Wednesday, April 30, 2014

The Heartbreak of Housecleaning

It's housecleaning season; spring's only drawback! Not housecleaning per se, it's the throwing away I can't bear.
But on the bottom shelf of an old bookcase with glass doors in the west bedroom here is a stack of 7 by 7 sq. inch high boxes. Sony & Maxell mostly. Reel-to-reel tapes from the 1970s: Joni Mitchell, Gordon Lightfoot, Joan Baez, Jacques Brel, Leadbelly, The Clancy Bros. & Tommy Makem, Randy Newman, David Bromberg, Leon Russell, Michael Martin Murphy, Crosby, Stills & Nash.

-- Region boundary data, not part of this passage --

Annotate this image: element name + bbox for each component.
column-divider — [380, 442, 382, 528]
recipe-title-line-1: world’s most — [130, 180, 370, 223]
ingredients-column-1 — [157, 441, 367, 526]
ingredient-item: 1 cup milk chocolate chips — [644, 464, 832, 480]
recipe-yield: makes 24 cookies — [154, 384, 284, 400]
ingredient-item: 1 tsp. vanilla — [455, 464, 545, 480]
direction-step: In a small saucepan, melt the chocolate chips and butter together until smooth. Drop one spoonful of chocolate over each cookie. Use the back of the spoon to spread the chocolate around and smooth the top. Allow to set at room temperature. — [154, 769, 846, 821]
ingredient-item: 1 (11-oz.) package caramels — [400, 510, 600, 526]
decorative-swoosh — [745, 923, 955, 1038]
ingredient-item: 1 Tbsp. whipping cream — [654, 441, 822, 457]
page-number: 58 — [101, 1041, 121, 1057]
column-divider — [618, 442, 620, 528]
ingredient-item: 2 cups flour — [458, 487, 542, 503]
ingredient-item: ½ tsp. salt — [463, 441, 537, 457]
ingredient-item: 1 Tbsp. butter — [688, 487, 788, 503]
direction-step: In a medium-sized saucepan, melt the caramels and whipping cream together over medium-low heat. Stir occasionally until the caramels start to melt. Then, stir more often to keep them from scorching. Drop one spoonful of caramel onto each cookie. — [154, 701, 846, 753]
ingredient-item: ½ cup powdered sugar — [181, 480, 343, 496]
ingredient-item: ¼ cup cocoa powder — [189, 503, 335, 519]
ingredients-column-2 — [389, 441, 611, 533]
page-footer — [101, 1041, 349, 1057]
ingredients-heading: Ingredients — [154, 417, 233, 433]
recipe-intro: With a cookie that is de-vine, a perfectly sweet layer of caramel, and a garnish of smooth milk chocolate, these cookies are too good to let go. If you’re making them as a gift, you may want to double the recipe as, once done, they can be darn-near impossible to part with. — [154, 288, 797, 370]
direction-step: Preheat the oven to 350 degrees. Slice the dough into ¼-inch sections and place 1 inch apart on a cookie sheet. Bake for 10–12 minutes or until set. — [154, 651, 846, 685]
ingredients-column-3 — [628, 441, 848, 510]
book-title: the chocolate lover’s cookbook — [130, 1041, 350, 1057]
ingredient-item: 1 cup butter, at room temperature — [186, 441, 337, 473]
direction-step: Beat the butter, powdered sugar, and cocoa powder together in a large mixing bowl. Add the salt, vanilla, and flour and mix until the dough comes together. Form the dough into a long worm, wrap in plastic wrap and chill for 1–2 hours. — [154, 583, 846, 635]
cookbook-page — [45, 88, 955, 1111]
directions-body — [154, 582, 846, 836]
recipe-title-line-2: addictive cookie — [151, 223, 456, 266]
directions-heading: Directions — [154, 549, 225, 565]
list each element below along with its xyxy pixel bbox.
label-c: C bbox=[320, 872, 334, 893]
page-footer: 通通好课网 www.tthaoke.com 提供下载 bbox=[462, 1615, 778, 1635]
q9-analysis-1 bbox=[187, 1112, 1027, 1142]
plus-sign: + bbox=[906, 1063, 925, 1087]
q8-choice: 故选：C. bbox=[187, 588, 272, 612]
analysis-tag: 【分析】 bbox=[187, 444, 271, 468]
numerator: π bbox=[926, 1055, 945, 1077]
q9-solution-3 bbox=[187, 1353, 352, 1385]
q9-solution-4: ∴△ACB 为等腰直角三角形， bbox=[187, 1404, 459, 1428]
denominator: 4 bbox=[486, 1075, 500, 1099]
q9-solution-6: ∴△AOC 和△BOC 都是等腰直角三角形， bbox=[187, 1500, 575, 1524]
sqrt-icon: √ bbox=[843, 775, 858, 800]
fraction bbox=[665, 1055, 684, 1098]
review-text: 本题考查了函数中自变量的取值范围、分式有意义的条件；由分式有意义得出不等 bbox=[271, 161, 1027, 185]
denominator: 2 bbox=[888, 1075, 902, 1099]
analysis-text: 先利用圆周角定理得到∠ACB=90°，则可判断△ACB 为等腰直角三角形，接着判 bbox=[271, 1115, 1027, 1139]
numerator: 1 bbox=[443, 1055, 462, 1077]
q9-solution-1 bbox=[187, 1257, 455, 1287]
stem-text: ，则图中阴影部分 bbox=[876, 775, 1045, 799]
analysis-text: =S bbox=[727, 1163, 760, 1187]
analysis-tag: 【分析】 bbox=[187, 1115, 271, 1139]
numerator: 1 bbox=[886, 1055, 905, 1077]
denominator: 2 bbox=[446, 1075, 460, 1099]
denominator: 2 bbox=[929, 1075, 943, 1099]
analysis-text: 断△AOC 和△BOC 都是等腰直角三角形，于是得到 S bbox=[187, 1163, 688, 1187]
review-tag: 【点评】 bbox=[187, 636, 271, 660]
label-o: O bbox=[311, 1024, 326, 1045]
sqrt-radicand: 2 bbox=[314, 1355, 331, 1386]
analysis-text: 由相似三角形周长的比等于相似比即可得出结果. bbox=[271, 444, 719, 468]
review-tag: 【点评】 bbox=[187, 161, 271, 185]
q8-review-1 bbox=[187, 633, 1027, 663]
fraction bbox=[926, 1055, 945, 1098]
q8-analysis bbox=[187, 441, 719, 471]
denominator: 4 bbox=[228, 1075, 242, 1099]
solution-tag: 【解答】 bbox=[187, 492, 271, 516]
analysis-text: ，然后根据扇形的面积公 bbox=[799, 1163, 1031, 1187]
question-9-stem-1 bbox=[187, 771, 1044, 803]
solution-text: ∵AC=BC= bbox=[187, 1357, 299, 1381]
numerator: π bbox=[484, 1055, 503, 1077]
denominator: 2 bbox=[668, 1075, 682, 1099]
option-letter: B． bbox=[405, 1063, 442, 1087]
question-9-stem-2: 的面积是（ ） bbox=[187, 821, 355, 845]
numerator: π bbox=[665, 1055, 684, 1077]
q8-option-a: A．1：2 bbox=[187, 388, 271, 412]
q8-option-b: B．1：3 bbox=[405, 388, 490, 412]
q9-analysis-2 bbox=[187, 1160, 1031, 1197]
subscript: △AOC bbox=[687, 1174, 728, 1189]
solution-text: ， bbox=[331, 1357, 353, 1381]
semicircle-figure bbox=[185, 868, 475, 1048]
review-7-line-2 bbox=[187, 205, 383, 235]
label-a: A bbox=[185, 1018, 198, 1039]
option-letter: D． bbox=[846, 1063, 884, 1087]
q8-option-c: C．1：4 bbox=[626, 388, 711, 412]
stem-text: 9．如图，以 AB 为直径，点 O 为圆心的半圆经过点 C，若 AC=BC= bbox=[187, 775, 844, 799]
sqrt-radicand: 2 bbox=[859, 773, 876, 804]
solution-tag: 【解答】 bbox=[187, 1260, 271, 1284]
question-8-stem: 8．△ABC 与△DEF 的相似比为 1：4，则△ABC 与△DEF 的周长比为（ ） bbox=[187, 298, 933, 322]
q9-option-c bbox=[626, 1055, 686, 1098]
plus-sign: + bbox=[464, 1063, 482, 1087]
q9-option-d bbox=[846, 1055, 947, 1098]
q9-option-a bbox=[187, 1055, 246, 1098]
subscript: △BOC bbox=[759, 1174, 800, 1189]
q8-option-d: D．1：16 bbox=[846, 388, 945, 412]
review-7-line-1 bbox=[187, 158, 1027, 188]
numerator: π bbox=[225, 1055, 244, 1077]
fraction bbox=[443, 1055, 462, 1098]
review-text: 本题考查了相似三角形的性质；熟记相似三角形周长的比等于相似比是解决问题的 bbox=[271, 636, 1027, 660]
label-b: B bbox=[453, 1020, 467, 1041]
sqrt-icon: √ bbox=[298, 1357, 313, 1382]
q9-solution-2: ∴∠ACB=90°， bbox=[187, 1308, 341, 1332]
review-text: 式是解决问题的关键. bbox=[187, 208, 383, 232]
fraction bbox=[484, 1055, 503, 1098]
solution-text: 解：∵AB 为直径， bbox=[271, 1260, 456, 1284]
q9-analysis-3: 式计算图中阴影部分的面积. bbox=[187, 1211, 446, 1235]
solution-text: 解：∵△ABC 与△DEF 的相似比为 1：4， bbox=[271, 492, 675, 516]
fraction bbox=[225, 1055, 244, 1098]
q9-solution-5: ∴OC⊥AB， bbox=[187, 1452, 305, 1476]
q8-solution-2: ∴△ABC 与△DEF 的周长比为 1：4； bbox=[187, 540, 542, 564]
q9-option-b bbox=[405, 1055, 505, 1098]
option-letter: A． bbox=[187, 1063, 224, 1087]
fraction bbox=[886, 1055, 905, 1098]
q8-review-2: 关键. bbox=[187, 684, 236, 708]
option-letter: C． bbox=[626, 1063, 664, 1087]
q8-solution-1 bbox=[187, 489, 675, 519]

These boxes carry such potent memories of my Denver 20s and 30's, I can't bear to. . . So, I wipe the dust and fly specs off and stack them neatly back, hoping I will happen on a good, cheap reel-to-reel and speakers.
That's not my only memory stash either: nearly as many cassettes of music and Interpreter interviews fill one of my desk drawers. Last year, I sternly told myself I must and did toss a few but some of those people are dead! Are their voices preserved anywhere else?
Next to my desk is a straw basket of CDs that can't be played on my new computer (no CD port). The contents of the basket reveal vast changes in my musical taste—Lorena McKennett (Canadian), Juan Gabriel & Rocio Durcal (Mexican), German classical, Schubert, Schumann & Mozart, a Turkish Orchestra, Hildegard von Bingen (Medieval), Peruvian flutes and Israel folk singers. I can't bear to toss any of these either, though it's cumbersome to connect my old computer to hear them.
Writing this, I realize what I really resent is the waste and obsolescence of technology. Maybe because it mimics aging? February 2013 I spent $100 on an device to play CDs on a TV. The new computer streams them directly.

I pride myself on critical eye, but it has clearly failed me here.